Old Chicago Cubs friend Jon Lester reached a huge milestone… as a Cardinal
Lester’s 200 wins put him among only 118 other pitchers that have reached the mark, many of whom are in Cooperstown. He did this despite having his career nearly derailed early on by a non-Hodgkin’s lymphoma diagnosis and a shortened, difficult 2020 season. The fact is, Lester accomplished this feat by simply being a solid, reliable and oftentimes stellar starter for pretty much the entirety of his career.

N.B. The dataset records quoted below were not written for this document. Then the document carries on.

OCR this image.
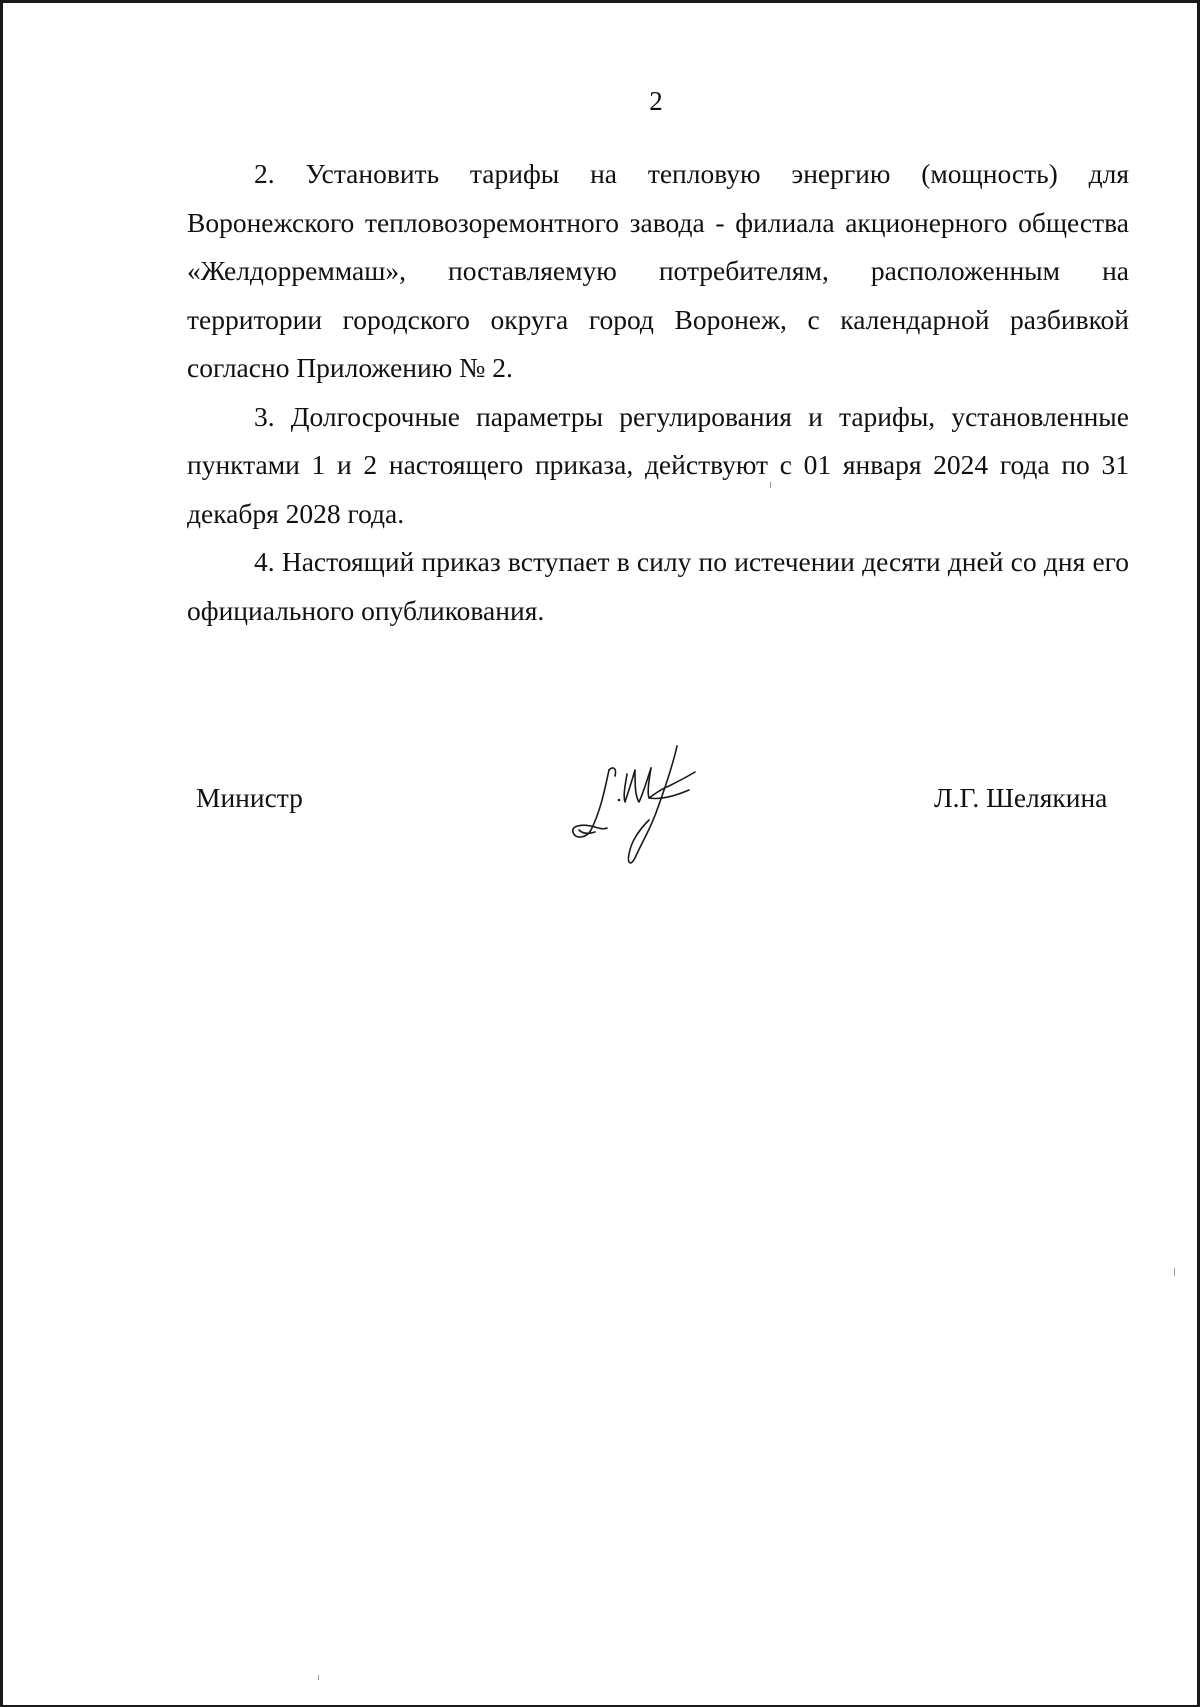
2

2. Установить тарифы на тепловую энергию (мощность) для Воронежского тепловозоремонтного завода - филиала акционерного общества «Желдорреммаш», поставляемую потребителям, расположенным на территории городского округа город Воронеж, с календарной разбивкой согласно Приложению № 2.

3. Долгосрочные параметры регулирования и тарифы, установленные пунктами 1 и 2 настоящего приказа, действуют с 01 января 2024 года по 31 декабря 2028 года.

4. Настоящий приказ вступает в силу по истечении десяти дней со дня его официального опубликования.

Министр	Л.Г. Шелякина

Of his contemporaries still pitching today, only two others have made it to the milestone so far: Justin Verlander and Zack Greinke. In five full and one partial season with the Cubs, Lester left it all on the field, racking up 77 of his 200 wins on the North Side and pitching more than 1,000 regular-season innings with a very solid 3.64 ERA through it all. He started in Chicago at age 31 and kept up that workhorse mentality he’d gained as a young star in Boston annually, even when his production inevitably waned and fatigue got the best of him.
There’s sure to be some bitterness that Tom Ricketts couldn’t (or wouldn’t) bring Lester back for one last ride so he could make history in the Friendly Confines and receive a proper sendoff. The fact that this happened with the Cardinals makes that pill even harder to swallow.
Still, even as old Lefthander came back on the field to hug his Redbird teammates, I felt only happiness that one of the greatest to pitch in a Cubs uniform reached another mark to put him among legends.